Intel has unveiled an online application store offering software to small and medium sized businesses (SMBs). The site is intended to serve as a trusted source for applications at discount rates, as well as offering relevant advice.
The Intel Business Exchange will serve two purposes, according to the chip maker. It will act as a convenient single point for SMBs to acquire the software they need to run their business, and as a showcase for smaller software firms to bring business applications to market.
"Smaller software vendors have enough money to develop a product, but when it comes to marketing, they often lack the cash to do this effectively," said Wolfgang Petersen, Intel's director of developer relations in EMEA.
Intel's decision to open the store is based on its own research, which found that smaller companies experience difficulties choosing the right software, and that there is a lack of free and independent guidance. The site will therefore include advice from independent experts, background information on the available products, and reviews and feedback from users.
Intel will provide links to the portal from its own web site, and Petersen admitted that many of the applications available will be optimised to run on Intel's processors.
An Intel Business Exchange portal already exists in the US, but is now being opened in other countries, starting with the UK, France and Germany.
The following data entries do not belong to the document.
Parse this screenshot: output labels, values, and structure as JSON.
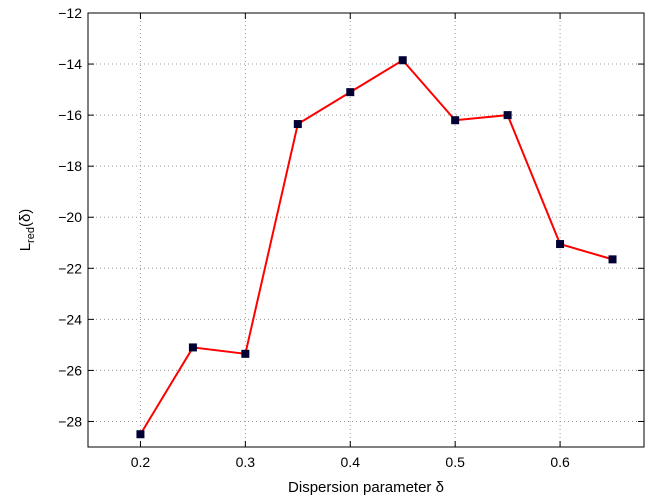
{
  "chart_data": {
    "type": "line",
    "title": "",
    "xlabel": "Dispersion parameter δ",
    "ylabel_main": "L",
    "ylabel_sub": "red",
    "ylabel_suffix": "(δ)",
    "xlim": [
      0.15,
      0.68
    ],
    "ylim": [
      -29,
      -12
    ],
    "xticks": [
      0.2,
      0.3,
      0.4,
      0.5,
      0.6
    ],
    "xtick_labels": [
      "0.2",
      "0.3",
      "0.4",
      "0.5",
      "0.6"
    ],
    "yticks": [
      -28,
      -26,
      -24,
      -22,
      -20,
      -18,
      -16,
      -14,
      -12
    ],
    "ytick_labels": [
      "−28",
      "−26",
      "−24",
      "−22",
      "−20",
      "−18",
      "−16",
      "−14",
      "−12"
    ],
    "grid": true,
    "series": [
      {
        "x": [
          0.2,
          0.25,
          0.3,
          0.35,
          0.4,
          0.45,
          0.5,
          0.55,
          0.6,
          0.65
        ],
        "y": [
          -28.5,
          -25.1,
          -25.35,
          -16.35,
          -15.1,
          -13.85,
          -16.2,
          -16.0,
          -21.05,
          -21.65
        ],
        "line_color": "#ff0000",
        "marker": "square",
        "marker_color": "#000033"
      }
    ]
  }
}
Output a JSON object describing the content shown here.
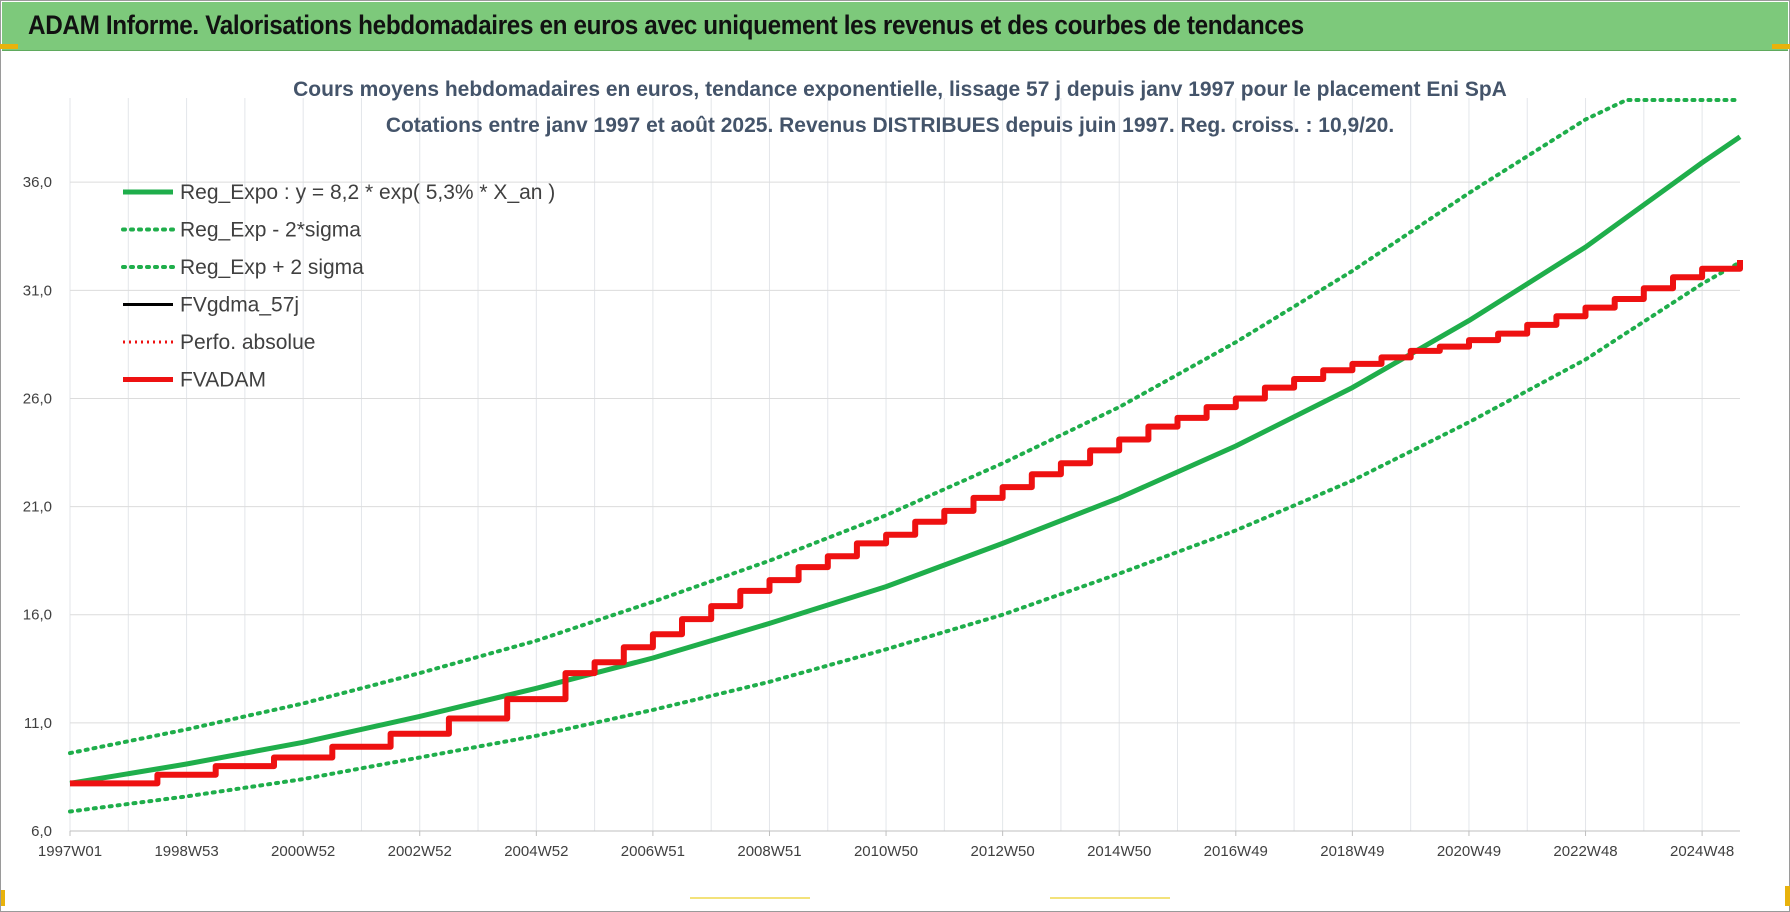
{
  "banner": {
    "title": "ADAM Informe. Valorisations hebdomadaires en euros avec uniquement les revenus et des courbes de tendances"
  },
  "colors": {
    "banner_bg": "#7dc97b",
    "trend_green": "#1fae4b",
    "red": "#ee1111",
    "black": "#000000",
    "accent_corner": "#e8b20c"
  },
  "chart_data": {
    "type": "line",
    "title": "Cours moyens hebdomadaires en euros, tendance exponentielle, lissage 57 j depuis janv 1997 pour le placement Eni SpA",
    "subtitle": "Cotations entre janv 1997 et août 2025. Revenus DISTRIBUES depuis juin 1997. Reg. croiss. : 10,9/20.",
    "xlabel": "",
    "ylabel": "",
    "x_tick_labels": [
      "1997W01",
      "1998W53",
      "2000W52",
      "2002W52",
      "2004W52",
      "2006W51",
      "2008W51",
      "2010W50",
      "2012W50",
      "2014W50",
      "2016W49",
      "2018W49",
      "2020W49",
      "2022W48",
      "2024W48"
    ],
    "x_tick_years": [
      1997.0,
      1999.0,
      2001.0,
      2003.0,
      2005.0,
      2007.0,
      2009.0,
      2011.0,
      2013.0,
      2015.0,
      2017.0,
      2019.0,
      2021.0,
      2023.0,
      2025.0
    ],
    "y_tick_labels": [
      "6,0",
      "11,0",
      "16,0",
      "21,0",
      "26,0",
      "31,0",
      "36,0"
    ],
    "y_ticks": [
      6,
      11,
      16,
      21,
      26,
      31,
      36
    ],
    "xlim": [
      1997.0,
      2025.65
    ],
    "ylim": [
      6,
      39.8
    ],
    "grid": true,
    "legend_position": "top-left",
    "series": [
      {
        "name": "Reg_Expo : y = 8,2 * exp( 5,3% *  X_an )",
        "style": "solid",
        "color": "#1fae4b",
        "x": [
          1997,
          1999,
          2001,
          2003,
          2005,
          2007,
          2009,
          2011,
          2013,
          2015,
          2017,
          2019,
          2021,
          2023,
          2025,
          2025.65
        ],
        "y": [
          8.2,
          9.1,
          10.1,
          11.3,
          12.6,
          14.0,
          15.6,
          17.3,
          19.3,
          21.4,
          23.8,
          26.5,
          29.6,
          33.0,
          36.9,
          38.1
        ]
      },
      {
        "name": "Reg_Exp - 2*sigma",
        "style": "dotted",
        "color": "#1fae4b",
        "x": [
          1997,
          1999,
          2001,
          2003,
          2005,
          2007,
          2009,
          2011,
          2013,
          2015,
          2017,
          2019,
          2021,
          2023,
          2025,
          2025.65
        ],
        "y": [
          6.9,
          7.6,
          8.4,
          9.4,
          10.4,
          11.6,
          12.9,
          14.4,
          16.0,
          17.9,
          19.9,
          22.2,
          24.9,
          27.8,
          31.3,
          32.3
        ]
      },
      {
        "name": "Reg_Exp + 2 sigma",
        "style": "dotted",
        "color": "#1fae4b",
        "x": [
          1997,
          1999,
          2001,
          2003,
          2005,
          2007,
          2009,
          2011,
          2013,
          2015,
          2017,
          2019,
          2021,
          2023,
          2023.7,
          2025.65
        ],
        "y": [
          9.6,
          10.7,
          11.9,
          13.3,
          14.8,
          16.6,
          18.5,
          20.6,
          23.0,
          25.6,
          28.6,
          31.9,
          35.5,
          38.9,
          39.8,
          39.8
        ]
      },
      {
        "name": "FVgdma_57j",
        "style": "solid",
        "color": "#000000",
        "x": [
          1997,
          1998.5,
          1999.5,
          2000.5,
          2001.5,
          2002.5,
          2003.5,
          2004.5,
          2005.5,
          2006.0,
          2006.5,
          2007.0,
          2007.5,
          2008.0,
          2008.5,
          2009.0,
          2009.5,
          2010.0,
          2010.5,
          2011.0,
          2011.5,
          2012.0,
          2012.5,
          2013.0,
          2013.5,
          2014.0,
          2014.5,
          2015.0,
          2015.5,
          2016.0,
          2016.5,
          2017.0,
          2017.5,
          2018.0,
          2018.5,
          2019.0,
          2019.5,
          2020.0,
          2020.5,
          2021.0,
          2021.5,
          2022.0,
          2022.5,
          2023.0,
          2023.5,
          2024.0,
          2024.5,
          2025.0,
          2025.65
        ],
        "y": [
          8.2,
          8.6,
          9.0,
          9.4,
          9.9,
          10.5,
          11.2,
          12.1,
          13.3,
          13.8,
          14.5,
          15.1,
          15.8,
          16.4,
          17.1,
          17.6,
          18.2,
          18.7,
          19.3,
          19.7,
          20.3,
          20.8,
          21.4,
          21.9,
          22.5,
          23.0,
          23.6,
          24.1,
          24.7,
          25.1,
          25.6,
          26.0,
          26.5,
          26.9,
          27.3,
          27.6,
          27.9,
          28.2,
          28.4,
          28.7,
          29.0,
          29.4,
          29.8,
          30.2,
          30.6,
          31.1,
          31.6,
          32.0,
          32.4
        ]
      },
      {
        "name": "Perfo. absolue",
        "style": "dotted",
        "color": "#ee1111",
        "x": [],
        "y": []
      },
      {
        "name": "FVADAM",
        "style": "solid",
        "color": "#ee1111",
        "x": [
          1997,
          1998.5,
          1999.5,
          2000.5,
          2001.5,
          2002.5,
          2003.5,
          2004.5,
          2005.5,
          2006.0,
          2006.5,
          2007.0,
          2007.5,
          2008.0,
          2008.5,
          2009.0,
          2009.5,
          2010.0,
          2010.5,
          2011.0,
          2011.5,
          2012.0,
          2012.5,
          2013.0,
          2013.5,
          2014.0,
          2014.5,
          2015.0,
          2015.5,
          2016.0,
          2016.5,
          2017.0,
          2017.5,
          2018.0,
          2018.5,
          2019.0,
          2019.5,
          2020.0,
          2020.5,
          2021.0,
          2021.5,
          2022.0,
          2022.5,
          2023.0,
          2023.5,
          2024.0,
          2024.5,
          2025.0,
          2025.65
        ],
        "y": [
          8.2,
          8.6,
          9.0,
          9.4,
          9.9,
          10.5,
          11.2,
          12.1,
          13.3,
          13.8,
          14.5,
          15.1,
          15.8,
          16.4,
          17.1,
          17.6,
          18.2,
          18.7,
          19.3,
          19.7,
          20.3,
          20.8,
          21.4,
          21.9,
          22.5,
          23.0,
          23.6,
          24.1,
          24.7,
          25.1,
          25.6,
          26.0,
          26.5,
          26.9,
          27.3,
          27.6,
          27.9,
          28.2,
          28.4,
          28.7,
          29.0,
          29.4,
          29.8,
          30.2,
          30.6,
          31.1,
          31.6,
          32.0,
          32.4
        ]
      }
    ]
  }
}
Customers will be able to purchase applications through the portal at a competitive price amounting to a 10 per cent discount, according to Petersen. As a special launch incentive, customers can get an additional 10 per cent discount on applications until 30 June.
About 160 titles are already available from the store, covering a range of categories from office applications to finance and accounts, backup and even development tools.
However, few of the current applications are from big name vendors. Buyers hoping to pick up a discount copy of Microsoft's Office suite, for example, will be disappointed.
"Microsoft's problem is that it doesn't have many downloadable products available, and it mostly relies on traditional sales channels," explained Petersen.
He hinted that this situation may change in the future, adding that products such as Symantec's security software are already available from the US store, and the same is likely to happen in other territories.
"We need to have a good mix from smaller independent software vendors and mainstream vendors, because many businesses prefer to buy from a name they trust," Petersen said.